In keeping with the macabre theme of Selick’s other films, it’s an appropriately Halloween-y story filled with demons, zombies, dark magic and other occult goodies — presented in a kid-friendly way with musical numbers, of course. The movie received a PG-13 rating from the MPAA, probably because of some worms wriggling in corpses, though I’d say it’s OK for all but the youngest watchers.
Peele does the voice of Wild, and his “Key & Peele” partner Keegan-Michael Key provides that of Wendell, two demonic brothers who decide to sneak away from hell to the topside to launch their plan for a “dream faire.” They recruit Kat (Lyric Ross), a surly 13-year-old orphan, as their human thrall. But she’s got her own ideas about bringing back her parents from the dead and saving her hometown of Rust Bank, which is about to be bulldozed for a massive private prison.
Kat’s a hard-edged, brassy protagonist, a Black girl with eyebrow rings, green afro puffs, a penchant for punk rock and a surly ‘tude. She carries a huge weight of resentment and guilt, since her parents were killed in a car accident she had a hand in causing. Tough and unapologetic, Kat is a refreshing break from the naïfs and emo-boys who usually populate these affairs.
It’s notable that the cast consists almost entirely of Black and brown characters, with corresponding actors doing the voices. Of course, it can be hard to tell given their various dour shadings, as some are inhuman and others morph from alive to dead (and sometimes back again).
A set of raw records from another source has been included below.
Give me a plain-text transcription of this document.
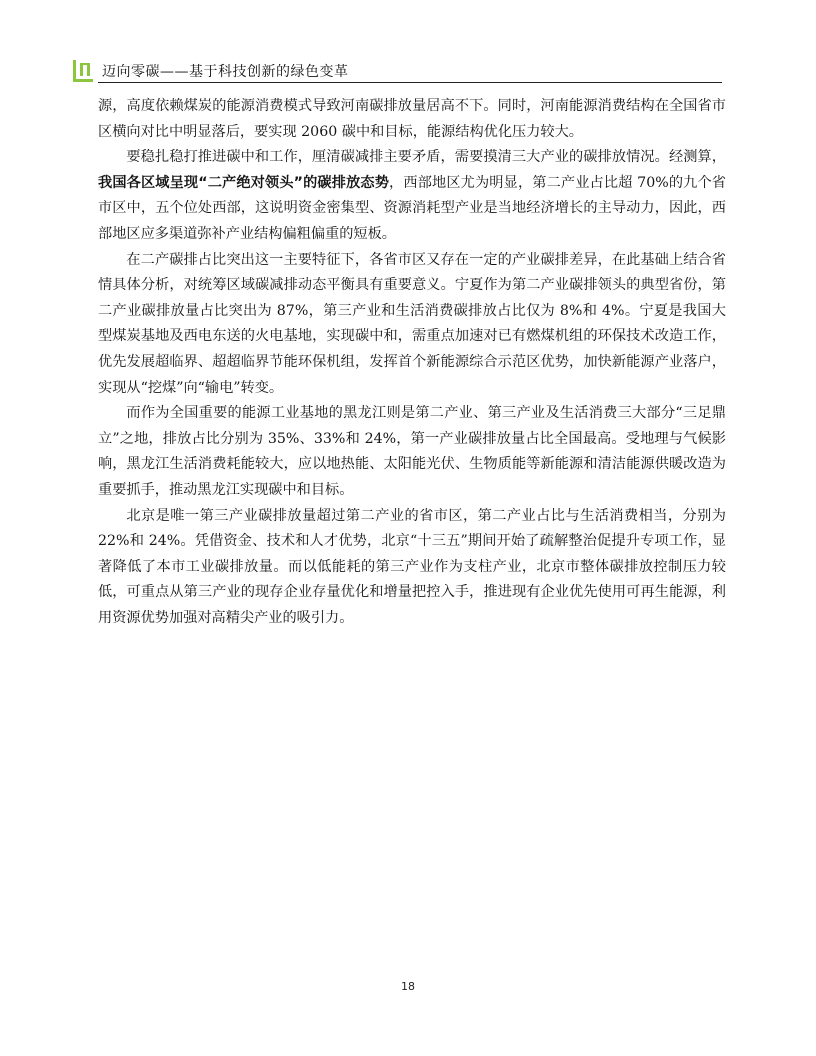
迈向零碳——基于科技创新的绿色变革

源，高度依赖煤炭的能源消费模式导致河南碳排放量居高不下。同时，河南能源消费结构在全国省市区横向对比中明显落后，要实现 2060 碳中和目标，能源结构优化压力较大。

要稳扎稳打推进碳中和工作，厘清碳减排主要矛盾，需要摸清三大产业的碳排放情况。经测算，我国各区域呈现“二产绝对领头”的碳排放态势，西部地区尤为明显，第二产业占比超 70%的九个省市区中，五个位处西部，这说明资金密集型、资源消耗型产业是当地经济增长的主导动力，因此，西部地区应多渠道弥补产业结构偏粗偏重的短板。

在二产碳排占比突出这一主要特征下，各省市区又存在一定的产业碳排差异，在此基础上结合省情具体分析，对统筹区域碳减排动态平衡具有重要意义。宁夏作为第二产业碳排领头的典型省份，第二产业碳排放量占比突出为 87%，第三产业和生活消费碳排放占比仅为 8%和 4%。宁夏是我国大型煤炭基地及西电东送的火电基地，实现碳中和，需重点加速对已有燃煤机组的环保技术改造工作，优先发展超临界、超超临界节能环保机组，发挥首个新能源综合示范区优势，加快新能源产业落户，实现从“挖煤”向“输电”转变。

而作为全国重要的能源工业基地的黑龙江则是第二产业、第三产业及生活消费三大部分“三足鼎立”之地，排放占比分别为 35%、33%和 24%，第一产业碳排放量占比全国最高。受地理与气候影响，黑龙江生活消费耗能较大，应以地热能、太阳能光伏、生物质能等新能源和清洁能源供暖改造为重要抓手，推动黑龙江实现碳中和目标。

北京是唯一第三产业碳排放量超过第二产业的省市区，第二产业占比与生活消费相当，分别为 22%和 24%。凭借资金、技术和人才优势，北京“十三五”期间开始了疏解整治促提升专项工作，显著降低了本市工业碳排放量。而以低能耗的第三产业作为支柱产业，北京市整体碳排放控制压力较低，可重点从第三产业的现存企业存量优化和增量把控入手，推进现有企业优先使用可再生能源，利用资源优势加强对高精尖产业的吸引力。

18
I could only identify one character who seems to be white, and she’s half of the couple running the evil Klax Korp (just one “k” away!) that burned down Kat’s parents’ brewery.
My big problem with “Wendell & Wild” is not that it’s too colorful, but too overstuffed with a cast of minor hanger-on characters who needed to either be jettisoned or more developed. There’s Father Bests (James Hong), the seemingly benevolent leader of the Catholic school for girls where Kat is assigned; Sister Helley (Angela Bassett), who bonds with Kat over some shared history and brings a big can of whoop-ass along her nun’s habit; Siobhan (Tamara Smart), a seemingly too-perfect mean girl competitor at school; a strange old demon-hunter in a wheelchair who resembles Marlon Brando; and Raul (Sam Zelaya), a trans boy who’s given little to do but buff up the film’s tokenism appeal.
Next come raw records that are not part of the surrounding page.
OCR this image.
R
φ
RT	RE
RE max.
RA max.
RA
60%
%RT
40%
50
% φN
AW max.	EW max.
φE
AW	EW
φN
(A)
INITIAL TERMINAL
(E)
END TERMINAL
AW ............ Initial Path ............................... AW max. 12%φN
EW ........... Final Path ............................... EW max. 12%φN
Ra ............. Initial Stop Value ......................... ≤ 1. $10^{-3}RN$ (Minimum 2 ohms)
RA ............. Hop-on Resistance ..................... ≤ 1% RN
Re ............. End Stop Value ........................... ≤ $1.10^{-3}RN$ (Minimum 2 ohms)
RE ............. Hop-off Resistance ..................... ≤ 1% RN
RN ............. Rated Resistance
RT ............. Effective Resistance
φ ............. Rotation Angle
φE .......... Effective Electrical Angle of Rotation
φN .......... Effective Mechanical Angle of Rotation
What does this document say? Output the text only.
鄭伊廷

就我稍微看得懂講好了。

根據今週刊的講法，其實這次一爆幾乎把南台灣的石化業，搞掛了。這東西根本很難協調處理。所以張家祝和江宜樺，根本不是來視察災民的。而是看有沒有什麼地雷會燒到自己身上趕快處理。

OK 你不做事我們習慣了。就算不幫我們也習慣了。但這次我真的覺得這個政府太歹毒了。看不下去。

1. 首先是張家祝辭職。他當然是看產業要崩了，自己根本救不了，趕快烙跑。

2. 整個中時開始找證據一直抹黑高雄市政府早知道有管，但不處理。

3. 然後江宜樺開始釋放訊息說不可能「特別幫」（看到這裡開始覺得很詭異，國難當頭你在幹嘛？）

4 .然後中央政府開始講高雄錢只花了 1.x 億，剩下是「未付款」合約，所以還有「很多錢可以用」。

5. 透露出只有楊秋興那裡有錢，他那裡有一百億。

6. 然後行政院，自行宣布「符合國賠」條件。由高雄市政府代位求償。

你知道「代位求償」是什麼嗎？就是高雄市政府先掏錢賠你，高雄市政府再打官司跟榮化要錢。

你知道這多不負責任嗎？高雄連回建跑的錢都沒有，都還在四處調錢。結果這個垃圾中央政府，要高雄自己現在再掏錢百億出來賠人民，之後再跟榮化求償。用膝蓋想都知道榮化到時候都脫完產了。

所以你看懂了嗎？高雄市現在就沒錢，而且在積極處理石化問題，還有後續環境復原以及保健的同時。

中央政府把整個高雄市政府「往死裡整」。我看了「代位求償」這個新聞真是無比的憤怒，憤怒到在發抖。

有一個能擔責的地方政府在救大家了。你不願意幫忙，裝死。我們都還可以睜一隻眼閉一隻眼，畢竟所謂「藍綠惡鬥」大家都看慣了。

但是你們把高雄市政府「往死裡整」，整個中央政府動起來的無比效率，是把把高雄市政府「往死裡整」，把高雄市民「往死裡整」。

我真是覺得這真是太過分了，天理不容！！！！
Ving Rhames has a few boisterous moments as Buffalo Belzer, a Devil-ish figure who rules over the underworld and has a sort of amusement park/purgatory for the damned built onto his massive belly.
Wendell & Wild, who despite the film’s title are just sidekicks, had been consigned to working in Belzer’s scalp as hair farmers regrowing his constantly-departing locks. It turns out their master’s magic cream will bring the dead back to life — along with being a tummy-tickling snack for demons — so they decide to abscond with the thaumaturgical toiletry and establish their own, more agreeable “dream fair” in the land of the living.
The main reason to watch “Wendell & Wild” is the amazing animation, which is so dense and fast-moving I felt the desire to rewind scenes and watch them again so I could drink in every detail. The supernatural sequences are dominated by purple colors, transparent imagery and shifts in perspective, so it often feels like we’re falling through a necrotic dream.
The focus on rotting bodies, wiggly worms, popped eyeballs and such tickles my twisted fancy, though I can see where some children and parents might find it stomach-churning.
The first section is rather slow-moving and turgid — lots of introducing that overstuffed roster of characters — and if I’m being a completely honest critic, I may have nodded off a little bit while watching with my boys. But things pick up in the second half and “Wendell & Wild” comes to a brisk, satisfying conclusion that is emotionally hefty without ladling on the sentiment.
This film may not hold a candle to some of Selick’s earlier efforts, but in some ways it feels like their ADD cousin, who has a good heart but has trouble staying focused. It’s a wild, chaotic and gorgeous ride.